Но Анджело давно уже смотрел десятый сон…
А мысли Галилео были далеко, они носились по всему Божьему миру, они хватались за все явления сразу. Галилео хотел быть сразу и музыкантом, и художником, и поэтом, и учёным и знать всё, знать, как самый мудрый из мудрых. Глаза его пристально смотрели на крупные звёзды, мигавшие там, наверху, в тёмной прозрачной бездне. Вот скатилась одна, вот другая, вот посыпался целый звёздный дождь… Мальчик, мечтательно улыбаясь, залюбовался звёздами…
А заунывный голос деда однообразно и наставительно причитал:
– Что ж? Ремесло музыканта, слава богу, кормит тебя и всю твою семью, Винченцо. Чего ещё желать мальчишке? Честное ремесло, если только этот сорванец годится на что-нибудь путное!
– Пора спать, – зевая, сказала синьора Джулия, которой ребёнок не давал спать по ночам, и теперь она валилась ото сна.
Старик встал, а за ним поднялся и Винченцо.
Галилео тоже свернулся на своей жёсткой постели. Но заснуть он не мог. Он думал о том, как хорошо сделать настоящую мельницу, маленький жёрнов которой размалывал бы зерно; как хорошо сделать такую маленькую пушку, которая бы стреляла; как хорошо устроить такую бумажную муху, которая бы летала по воздуху; и ещё много о чём мечтал мальчик, лёжа на соломенном тюфяке.

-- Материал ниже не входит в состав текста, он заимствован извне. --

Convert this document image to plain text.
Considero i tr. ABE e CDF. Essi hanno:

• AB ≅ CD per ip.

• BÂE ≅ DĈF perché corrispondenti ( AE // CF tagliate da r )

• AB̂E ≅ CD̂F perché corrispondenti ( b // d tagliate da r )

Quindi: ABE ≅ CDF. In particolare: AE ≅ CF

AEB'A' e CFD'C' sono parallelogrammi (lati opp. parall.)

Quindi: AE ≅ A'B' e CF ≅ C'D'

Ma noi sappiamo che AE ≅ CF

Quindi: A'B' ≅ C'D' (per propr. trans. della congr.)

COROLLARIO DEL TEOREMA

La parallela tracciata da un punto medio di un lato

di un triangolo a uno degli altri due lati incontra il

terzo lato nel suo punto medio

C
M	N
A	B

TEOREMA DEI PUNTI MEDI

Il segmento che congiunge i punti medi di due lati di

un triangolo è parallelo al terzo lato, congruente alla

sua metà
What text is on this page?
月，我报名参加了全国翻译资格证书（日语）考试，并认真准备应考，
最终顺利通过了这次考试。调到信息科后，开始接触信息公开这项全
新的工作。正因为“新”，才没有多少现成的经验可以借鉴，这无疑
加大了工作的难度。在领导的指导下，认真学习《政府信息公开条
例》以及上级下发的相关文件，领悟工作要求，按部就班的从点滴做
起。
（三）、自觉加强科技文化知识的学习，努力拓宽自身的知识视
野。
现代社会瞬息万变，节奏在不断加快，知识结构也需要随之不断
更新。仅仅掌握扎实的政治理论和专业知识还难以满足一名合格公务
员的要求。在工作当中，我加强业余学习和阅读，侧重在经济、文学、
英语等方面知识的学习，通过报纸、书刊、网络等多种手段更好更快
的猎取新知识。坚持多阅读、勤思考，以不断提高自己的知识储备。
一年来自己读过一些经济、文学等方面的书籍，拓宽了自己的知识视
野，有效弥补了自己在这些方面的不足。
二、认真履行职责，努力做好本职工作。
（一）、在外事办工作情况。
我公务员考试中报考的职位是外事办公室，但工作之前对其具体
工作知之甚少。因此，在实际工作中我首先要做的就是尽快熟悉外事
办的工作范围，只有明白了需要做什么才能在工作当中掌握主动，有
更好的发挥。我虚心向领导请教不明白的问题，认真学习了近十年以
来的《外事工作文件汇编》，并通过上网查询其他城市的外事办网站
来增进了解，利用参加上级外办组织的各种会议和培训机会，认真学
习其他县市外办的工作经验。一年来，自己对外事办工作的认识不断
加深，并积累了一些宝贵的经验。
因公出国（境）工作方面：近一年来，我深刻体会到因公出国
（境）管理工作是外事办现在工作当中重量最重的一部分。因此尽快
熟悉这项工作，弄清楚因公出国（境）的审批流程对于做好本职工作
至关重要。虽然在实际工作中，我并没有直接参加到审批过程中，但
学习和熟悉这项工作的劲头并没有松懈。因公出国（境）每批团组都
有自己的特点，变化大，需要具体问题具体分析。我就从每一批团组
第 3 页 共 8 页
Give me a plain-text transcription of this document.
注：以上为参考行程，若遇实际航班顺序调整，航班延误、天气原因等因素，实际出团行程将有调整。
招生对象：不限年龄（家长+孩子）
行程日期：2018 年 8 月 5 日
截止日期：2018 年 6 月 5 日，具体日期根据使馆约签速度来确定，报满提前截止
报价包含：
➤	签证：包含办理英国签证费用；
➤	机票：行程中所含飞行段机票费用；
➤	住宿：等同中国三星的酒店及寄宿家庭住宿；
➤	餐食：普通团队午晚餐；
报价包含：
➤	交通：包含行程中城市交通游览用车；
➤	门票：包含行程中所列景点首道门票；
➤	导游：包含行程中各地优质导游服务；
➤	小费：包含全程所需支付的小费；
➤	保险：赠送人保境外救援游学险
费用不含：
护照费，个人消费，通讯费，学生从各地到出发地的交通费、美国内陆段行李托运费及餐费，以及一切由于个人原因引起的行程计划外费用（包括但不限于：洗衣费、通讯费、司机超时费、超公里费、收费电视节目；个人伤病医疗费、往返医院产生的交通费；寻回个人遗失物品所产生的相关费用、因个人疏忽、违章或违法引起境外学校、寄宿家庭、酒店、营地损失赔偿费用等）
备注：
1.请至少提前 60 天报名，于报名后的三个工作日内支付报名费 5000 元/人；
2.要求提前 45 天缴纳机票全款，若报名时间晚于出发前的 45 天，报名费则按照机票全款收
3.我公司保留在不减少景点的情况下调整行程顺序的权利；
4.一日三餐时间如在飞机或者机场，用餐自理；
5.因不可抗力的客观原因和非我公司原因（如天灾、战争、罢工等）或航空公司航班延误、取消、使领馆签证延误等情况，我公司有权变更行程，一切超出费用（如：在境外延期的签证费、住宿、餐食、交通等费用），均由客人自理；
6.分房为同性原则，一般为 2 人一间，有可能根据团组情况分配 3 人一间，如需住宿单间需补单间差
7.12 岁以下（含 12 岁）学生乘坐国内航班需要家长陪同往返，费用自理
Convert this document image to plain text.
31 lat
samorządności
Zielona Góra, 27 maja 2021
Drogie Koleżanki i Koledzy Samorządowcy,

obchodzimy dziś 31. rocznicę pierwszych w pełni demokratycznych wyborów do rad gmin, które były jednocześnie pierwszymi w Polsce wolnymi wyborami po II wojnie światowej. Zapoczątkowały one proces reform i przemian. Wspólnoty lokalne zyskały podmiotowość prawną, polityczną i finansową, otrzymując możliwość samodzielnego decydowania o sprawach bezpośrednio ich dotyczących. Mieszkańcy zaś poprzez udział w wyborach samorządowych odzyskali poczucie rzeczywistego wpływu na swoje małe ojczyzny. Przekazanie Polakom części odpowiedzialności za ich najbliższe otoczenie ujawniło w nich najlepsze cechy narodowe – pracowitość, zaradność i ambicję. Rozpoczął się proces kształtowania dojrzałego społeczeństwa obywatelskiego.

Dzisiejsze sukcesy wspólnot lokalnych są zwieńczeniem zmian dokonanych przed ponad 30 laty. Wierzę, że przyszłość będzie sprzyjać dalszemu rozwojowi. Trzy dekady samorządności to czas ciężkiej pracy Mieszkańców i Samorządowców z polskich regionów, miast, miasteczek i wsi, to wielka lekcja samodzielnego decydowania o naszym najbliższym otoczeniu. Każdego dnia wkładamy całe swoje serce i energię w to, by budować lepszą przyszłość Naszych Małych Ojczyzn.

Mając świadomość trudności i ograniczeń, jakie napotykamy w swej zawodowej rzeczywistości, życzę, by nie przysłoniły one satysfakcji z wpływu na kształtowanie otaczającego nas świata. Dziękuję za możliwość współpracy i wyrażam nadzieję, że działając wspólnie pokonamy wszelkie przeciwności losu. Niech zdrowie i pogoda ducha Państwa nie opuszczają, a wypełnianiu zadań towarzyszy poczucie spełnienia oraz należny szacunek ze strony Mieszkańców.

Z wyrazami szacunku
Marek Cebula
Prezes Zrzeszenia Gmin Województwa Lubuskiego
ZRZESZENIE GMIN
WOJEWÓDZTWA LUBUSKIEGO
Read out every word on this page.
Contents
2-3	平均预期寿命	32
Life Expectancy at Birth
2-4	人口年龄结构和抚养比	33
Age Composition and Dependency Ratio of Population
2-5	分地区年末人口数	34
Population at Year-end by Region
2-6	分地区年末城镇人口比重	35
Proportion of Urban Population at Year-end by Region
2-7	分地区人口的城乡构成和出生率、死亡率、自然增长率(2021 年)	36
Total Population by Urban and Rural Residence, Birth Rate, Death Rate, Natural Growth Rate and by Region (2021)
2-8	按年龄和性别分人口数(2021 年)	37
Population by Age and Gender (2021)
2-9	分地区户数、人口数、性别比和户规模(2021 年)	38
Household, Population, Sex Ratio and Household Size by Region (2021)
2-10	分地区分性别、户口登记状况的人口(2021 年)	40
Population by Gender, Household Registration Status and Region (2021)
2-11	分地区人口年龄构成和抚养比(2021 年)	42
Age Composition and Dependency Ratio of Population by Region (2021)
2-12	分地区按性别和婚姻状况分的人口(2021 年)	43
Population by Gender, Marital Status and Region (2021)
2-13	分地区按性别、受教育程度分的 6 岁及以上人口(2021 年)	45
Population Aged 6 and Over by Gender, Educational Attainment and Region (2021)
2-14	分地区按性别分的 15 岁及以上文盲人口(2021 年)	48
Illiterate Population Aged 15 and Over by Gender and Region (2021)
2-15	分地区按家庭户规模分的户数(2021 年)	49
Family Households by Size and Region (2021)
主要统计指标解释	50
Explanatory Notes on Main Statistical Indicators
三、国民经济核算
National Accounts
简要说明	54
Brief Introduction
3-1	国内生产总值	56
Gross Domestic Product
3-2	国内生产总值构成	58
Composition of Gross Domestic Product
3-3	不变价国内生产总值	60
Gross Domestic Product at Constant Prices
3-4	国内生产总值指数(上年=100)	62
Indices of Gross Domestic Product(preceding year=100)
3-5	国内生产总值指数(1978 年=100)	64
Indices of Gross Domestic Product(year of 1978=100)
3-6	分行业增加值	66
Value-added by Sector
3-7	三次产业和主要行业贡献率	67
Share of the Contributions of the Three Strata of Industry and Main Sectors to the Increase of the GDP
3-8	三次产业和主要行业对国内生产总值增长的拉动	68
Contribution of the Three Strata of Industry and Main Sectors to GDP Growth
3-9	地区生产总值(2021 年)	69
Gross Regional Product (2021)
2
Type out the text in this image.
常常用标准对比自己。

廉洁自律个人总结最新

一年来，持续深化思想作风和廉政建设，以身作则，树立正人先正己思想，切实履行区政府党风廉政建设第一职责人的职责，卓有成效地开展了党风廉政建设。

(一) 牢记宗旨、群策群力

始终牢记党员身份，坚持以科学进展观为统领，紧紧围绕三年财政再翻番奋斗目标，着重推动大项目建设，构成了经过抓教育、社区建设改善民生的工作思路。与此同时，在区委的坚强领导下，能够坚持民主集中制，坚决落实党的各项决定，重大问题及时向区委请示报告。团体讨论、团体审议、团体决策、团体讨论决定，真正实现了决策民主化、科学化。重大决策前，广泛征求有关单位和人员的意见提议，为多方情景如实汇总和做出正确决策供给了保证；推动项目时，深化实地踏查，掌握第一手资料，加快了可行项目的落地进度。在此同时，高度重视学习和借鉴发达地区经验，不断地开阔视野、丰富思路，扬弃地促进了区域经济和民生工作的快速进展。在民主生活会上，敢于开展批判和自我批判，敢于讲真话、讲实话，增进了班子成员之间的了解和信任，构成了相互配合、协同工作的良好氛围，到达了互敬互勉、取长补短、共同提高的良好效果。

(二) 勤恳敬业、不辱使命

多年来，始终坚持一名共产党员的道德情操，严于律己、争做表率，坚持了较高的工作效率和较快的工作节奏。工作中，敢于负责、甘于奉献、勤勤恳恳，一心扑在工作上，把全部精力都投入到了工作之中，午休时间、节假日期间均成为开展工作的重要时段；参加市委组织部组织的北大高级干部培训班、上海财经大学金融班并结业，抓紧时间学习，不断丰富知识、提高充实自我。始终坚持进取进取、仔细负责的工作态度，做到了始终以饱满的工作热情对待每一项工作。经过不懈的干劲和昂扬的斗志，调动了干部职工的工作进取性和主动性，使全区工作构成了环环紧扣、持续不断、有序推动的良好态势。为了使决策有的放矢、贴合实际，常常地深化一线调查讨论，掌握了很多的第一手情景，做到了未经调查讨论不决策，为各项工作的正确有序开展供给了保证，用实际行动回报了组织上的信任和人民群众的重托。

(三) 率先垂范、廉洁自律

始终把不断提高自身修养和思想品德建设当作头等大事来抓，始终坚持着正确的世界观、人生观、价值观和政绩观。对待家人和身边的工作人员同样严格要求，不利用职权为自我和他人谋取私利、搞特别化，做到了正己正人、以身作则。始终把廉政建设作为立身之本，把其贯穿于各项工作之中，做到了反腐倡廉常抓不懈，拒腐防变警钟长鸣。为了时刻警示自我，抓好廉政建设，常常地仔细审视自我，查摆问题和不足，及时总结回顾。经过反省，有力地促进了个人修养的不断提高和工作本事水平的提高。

А в окно, мигая, заманчиво глядели светлые звёзды и, кротко улыбаясь, плыла в голубой дымке луна… Наконец он не выдержал, тихо слез с кровати и, как кошка, легко и неслышно ступая, подкрался к окну. Здесь он уселся, свесив ноги и бесстрашно глядя вниз, где виднелась в саду старая скамейка. Луна глядит в окно. Она трепещет и переливается голубым прозрачным загадочным светом, который как будто льётся в душу Галилео. Галилео смотрел на луну, светлевшую меж кружевной паутинки облаков, и спрашивал себя, куда плывёт она и куда мчатся эти вечные странники неба? Где конец этой бесконечной небесной синеве? И ему хотелось понять, что такое луна, и золотые звёзды, и великое необъятное небо…
Мальчик глубоко вздохнул. Внизу, из сада, где стояла скамейка, послышался ответный вздох, такой же долгий и глубокий. При свете луны на скамейке сада обрисовался силуэт сидящего человека. Это был странствующий монах-францисканец.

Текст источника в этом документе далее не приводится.